I just don’t understand why these cases aren’t considered decisive in favor of lottery knowledge. One of the most interesting (if quite speculative) aspects of Hawthorne 2004 is the investigation of the vacillation of our intuitions regarding lottery knowledge. People should look into this more. It would be a great combo of epistemology and X-phi. #ResearchProject (Some of Jennifer Nagel’s stuff is relevant here, but has a bit different focus than what I have in mind here. I have in mind specific application of the cog sci lit’s demonstration of how jacked up we are about thinking with numbers to an explanation of why some people’s (not mine, ever, at all) intuitions go all skeptic-y when they think of life as a lottery.
Perhaps I can make an explicit argument. Let’s see.
a. A significant number of people (not me!) are such that their intuitions about particular cases vacillate based on how they are described in the following kind of way. When they are described in explicit lottery terms–“L-descriptions”–(say, as a first pass, low-value equiprobability cases) the subjects have skeptical intuitions and when they are given ordinary descriptions–“O -descriptions”–(intuitive, no def, essentially non-lottery descriptions), they attribute knowledge (and ascribe “knowledge,” that’s how you can tell.
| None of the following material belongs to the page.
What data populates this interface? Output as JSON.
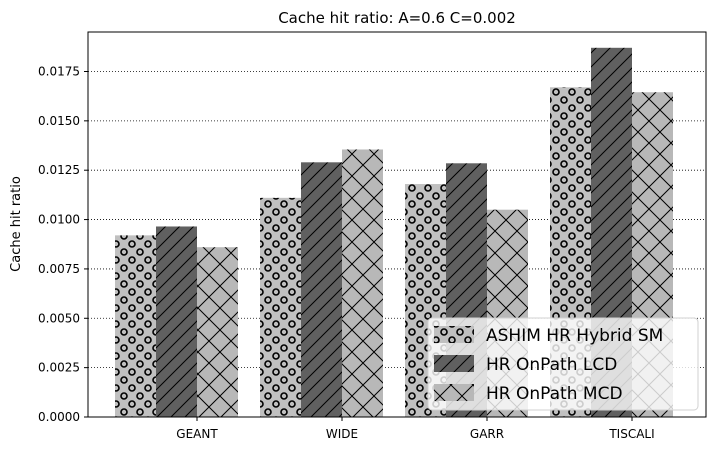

b. A single case C can have two versions Cl and Co when it is given a L-description and an O-description.
c.The skeptical intuitions generated by cases c1-cn given L-descriptions form class K. Ordinary common sense (knowledge-affirming (and, ordinarily, “knowledge” ascribing)) intuitions generated by cases c1-cn given O-descriptions form class O.
Premise 1/Methodological Assumption: When intuitions vacillate about a case or a set of structurally similar cases, we should favor the intuitions which are more solid, if one class is more solid.
Premise 2: Class-O intuitions are more solid than Class-K intuitions.
Evidence for Premise 2: L-descriptions, unlike O-descriptions, involve known bamboozlers (numbers, large numbers, games of chance, risk, and math).
Lemma 1: We ought to favor (give more credence to) Class-O intuitions than to Class-K intuitions. From 1, 2 and some obvious stuff.
Premise 3: If Lemma 1, then, ceteris paribus, we ought to extend ordinary confidence to lottery cases rather than extending lottery skepticism to ordinary cases.
Premise 4: Ceteris is paribus
Conclusion: We ought to extend ordinary confidence to lottery cases rather than extending lottery skepticism to ordinary cases.
We have several of the right kind of cases in the literature already, and they are not hard to generate, so I’m pretty convinced of the conclusion.